Almanza’s lawsuit charged the Peekskill Industrial Development Association and Drum Hill Associates with providing an unsafe working environment, Frederick said. Both Peekskill IDA and Drum Hill, which has offices in Peekskill and Yonkers, had an ownership interest in the building and they were actively involved in its renovation, Frederick said.
“The floor was supposed to be demolished or go down, but they had given them these wooden planks to stand on,” Frederick said. “Obviously, they weren’t sufficient, because when the floor went, the planks went with it.”
Almanza, 42, dropped 12 feet before landing on a concrete floor, Frederick said. Almanza cut his lip and tongue and broke his right arm, he said.
Because of the accident, Almanza lost some ability to use his arm, Frederick said. As a result, he’s had to take a lower-paying job as a part-time worker in a restaurant kitchen, Frederick said.
“The bottom line is his life was affected and will continue to be affected until the day he dies, because the break was of such great magnitude and the reconstruction that took place was so severe that he will have a decrease in his ability to use his right arm,” Frederick said.
The work was being done on the building as part of a project to transform the former Drum Hill School into a senior living community. Plans for the site included putting in 120 units and offering studios, and one- and two-bedroom apartments.

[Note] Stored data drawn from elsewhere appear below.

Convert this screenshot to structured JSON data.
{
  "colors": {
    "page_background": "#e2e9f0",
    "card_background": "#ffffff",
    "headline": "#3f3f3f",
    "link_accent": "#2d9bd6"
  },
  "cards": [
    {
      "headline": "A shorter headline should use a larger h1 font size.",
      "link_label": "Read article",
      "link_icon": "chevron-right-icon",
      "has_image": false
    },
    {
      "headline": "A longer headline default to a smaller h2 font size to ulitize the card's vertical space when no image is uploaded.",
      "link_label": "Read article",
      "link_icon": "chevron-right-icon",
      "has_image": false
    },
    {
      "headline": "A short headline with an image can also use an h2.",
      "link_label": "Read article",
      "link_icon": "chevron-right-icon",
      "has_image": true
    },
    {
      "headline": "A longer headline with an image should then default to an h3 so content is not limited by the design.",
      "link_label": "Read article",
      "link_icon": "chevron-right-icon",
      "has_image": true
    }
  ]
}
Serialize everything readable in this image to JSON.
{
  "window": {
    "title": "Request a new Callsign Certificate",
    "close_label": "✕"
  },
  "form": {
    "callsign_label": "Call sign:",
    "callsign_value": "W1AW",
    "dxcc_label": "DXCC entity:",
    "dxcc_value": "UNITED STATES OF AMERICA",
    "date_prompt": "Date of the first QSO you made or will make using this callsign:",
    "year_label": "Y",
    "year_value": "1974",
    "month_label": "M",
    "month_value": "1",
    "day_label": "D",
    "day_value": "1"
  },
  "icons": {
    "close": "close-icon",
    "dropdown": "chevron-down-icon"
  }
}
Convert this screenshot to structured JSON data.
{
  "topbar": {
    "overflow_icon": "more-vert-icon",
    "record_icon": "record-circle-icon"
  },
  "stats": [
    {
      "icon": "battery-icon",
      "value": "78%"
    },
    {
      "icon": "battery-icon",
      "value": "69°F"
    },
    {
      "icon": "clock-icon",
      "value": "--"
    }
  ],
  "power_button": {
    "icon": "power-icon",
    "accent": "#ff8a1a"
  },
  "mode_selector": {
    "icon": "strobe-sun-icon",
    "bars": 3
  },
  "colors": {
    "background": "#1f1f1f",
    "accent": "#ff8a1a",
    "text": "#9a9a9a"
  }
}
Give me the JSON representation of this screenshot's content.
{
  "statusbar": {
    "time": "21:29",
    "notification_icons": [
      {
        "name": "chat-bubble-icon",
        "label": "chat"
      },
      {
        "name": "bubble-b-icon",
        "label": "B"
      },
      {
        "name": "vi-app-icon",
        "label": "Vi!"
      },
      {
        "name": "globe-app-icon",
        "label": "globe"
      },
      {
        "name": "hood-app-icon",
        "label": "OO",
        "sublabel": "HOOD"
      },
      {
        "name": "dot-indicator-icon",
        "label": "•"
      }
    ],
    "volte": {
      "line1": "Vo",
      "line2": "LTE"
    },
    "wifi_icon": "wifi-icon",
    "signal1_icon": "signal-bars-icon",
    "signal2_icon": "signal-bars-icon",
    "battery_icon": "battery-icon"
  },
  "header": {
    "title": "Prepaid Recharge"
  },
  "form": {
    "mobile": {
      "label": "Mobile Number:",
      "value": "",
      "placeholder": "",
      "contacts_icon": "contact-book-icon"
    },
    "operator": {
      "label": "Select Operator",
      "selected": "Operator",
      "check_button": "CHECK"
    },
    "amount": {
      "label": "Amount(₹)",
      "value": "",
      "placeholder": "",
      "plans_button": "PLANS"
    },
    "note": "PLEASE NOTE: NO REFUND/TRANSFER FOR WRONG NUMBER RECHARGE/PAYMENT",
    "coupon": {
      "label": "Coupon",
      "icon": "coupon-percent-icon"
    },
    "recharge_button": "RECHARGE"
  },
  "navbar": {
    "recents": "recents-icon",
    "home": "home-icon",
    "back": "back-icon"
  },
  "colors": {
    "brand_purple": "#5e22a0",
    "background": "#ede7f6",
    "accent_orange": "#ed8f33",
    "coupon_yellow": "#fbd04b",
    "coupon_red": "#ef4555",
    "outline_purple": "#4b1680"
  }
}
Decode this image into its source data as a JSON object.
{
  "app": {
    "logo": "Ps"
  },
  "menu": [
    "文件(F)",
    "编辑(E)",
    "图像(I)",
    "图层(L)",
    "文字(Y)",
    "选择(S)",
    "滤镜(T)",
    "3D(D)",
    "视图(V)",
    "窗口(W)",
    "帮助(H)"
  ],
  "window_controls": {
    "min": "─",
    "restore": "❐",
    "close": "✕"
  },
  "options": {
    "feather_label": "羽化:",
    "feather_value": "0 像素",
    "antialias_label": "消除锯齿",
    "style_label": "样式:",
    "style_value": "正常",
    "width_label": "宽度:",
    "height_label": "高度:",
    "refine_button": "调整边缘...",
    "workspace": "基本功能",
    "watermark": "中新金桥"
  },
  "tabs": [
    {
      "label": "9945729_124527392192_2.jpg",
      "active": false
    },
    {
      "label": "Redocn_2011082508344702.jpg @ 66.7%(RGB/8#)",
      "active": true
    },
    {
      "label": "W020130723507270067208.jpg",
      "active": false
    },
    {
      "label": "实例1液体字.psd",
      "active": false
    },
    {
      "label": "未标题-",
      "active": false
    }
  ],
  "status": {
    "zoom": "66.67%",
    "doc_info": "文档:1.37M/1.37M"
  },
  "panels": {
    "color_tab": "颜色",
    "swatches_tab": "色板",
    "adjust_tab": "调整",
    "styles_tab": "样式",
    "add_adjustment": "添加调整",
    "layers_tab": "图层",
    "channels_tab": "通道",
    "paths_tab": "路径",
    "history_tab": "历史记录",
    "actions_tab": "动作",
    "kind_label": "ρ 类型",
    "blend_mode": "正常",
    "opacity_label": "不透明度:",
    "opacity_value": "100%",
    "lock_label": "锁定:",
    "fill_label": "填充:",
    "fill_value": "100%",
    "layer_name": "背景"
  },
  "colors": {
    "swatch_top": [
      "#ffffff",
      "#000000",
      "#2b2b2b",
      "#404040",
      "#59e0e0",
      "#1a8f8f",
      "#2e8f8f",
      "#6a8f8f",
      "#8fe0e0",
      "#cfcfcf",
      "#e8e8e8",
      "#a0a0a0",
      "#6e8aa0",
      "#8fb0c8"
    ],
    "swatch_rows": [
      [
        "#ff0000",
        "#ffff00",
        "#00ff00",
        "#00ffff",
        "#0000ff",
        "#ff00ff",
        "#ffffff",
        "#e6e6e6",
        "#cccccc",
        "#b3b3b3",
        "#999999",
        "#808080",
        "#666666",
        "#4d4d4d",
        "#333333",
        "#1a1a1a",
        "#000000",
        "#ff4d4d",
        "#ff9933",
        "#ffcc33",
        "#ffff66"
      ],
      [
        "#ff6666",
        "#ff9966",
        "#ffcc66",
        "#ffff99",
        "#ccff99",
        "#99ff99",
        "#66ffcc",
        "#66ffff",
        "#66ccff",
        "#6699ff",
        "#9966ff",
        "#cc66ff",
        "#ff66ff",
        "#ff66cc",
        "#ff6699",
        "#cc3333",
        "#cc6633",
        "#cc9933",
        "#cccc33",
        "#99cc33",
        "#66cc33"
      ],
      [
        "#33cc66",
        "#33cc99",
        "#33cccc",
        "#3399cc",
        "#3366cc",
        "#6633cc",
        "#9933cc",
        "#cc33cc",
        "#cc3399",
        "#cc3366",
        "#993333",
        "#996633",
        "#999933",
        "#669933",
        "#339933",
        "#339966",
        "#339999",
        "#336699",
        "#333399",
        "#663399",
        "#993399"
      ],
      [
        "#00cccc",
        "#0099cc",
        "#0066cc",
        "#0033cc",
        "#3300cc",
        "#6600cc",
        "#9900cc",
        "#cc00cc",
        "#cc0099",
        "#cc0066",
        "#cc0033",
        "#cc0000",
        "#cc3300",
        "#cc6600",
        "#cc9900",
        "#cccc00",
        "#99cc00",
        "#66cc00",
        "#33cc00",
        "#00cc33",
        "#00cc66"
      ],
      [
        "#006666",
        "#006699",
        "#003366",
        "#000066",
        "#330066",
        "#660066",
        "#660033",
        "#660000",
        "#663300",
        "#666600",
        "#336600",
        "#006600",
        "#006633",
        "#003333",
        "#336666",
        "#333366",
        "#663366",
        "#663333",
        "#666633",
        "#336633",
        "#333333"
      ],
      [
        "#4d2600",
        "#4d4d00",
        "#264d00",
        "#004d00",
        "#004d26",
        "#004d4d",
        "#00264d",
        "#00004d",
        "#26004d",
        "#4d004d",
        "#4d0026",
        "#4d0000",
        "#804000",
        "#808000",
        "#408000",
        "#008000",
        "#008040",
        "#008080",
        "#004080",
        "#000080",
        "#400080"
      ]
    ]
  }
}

Robert Ondrovic, the White Plains-based lawyer representing Peekskill IDA, said he was pleased with the decision. He said the Peekskill IDA doesn’t plan to appeal to ruling.
Before the trial started, Almanza’s lawyers were asking for $1.5 million, while defendants were pushing for a $500,000 award, Ondrovic said.
“This case would have settled for a lot more than the jury awarded,” Ondrovic said. “It’s a very fair result.”
The award won’t be paid by Peekskill IDA or Drum Hill, Ondrovic said. Instead, the full cost of the settlement will have to be paid by the insurance company for Almanza’s employer, J.J. Sisca & Associates of Brewster, who was supervising him at the time of the accident, Ondrovic said. Peekskill IDA and Drum Hill signed a contract with J.J. Sisca before the work began, saying that J.J. Sisca’s insurance provider would pay for costs related to workplace injuries at the site, Ondrovic said.
Officials at J.J. Sisca could not be reached for comment. Drum Hill officials also couldn’t be reached for comment.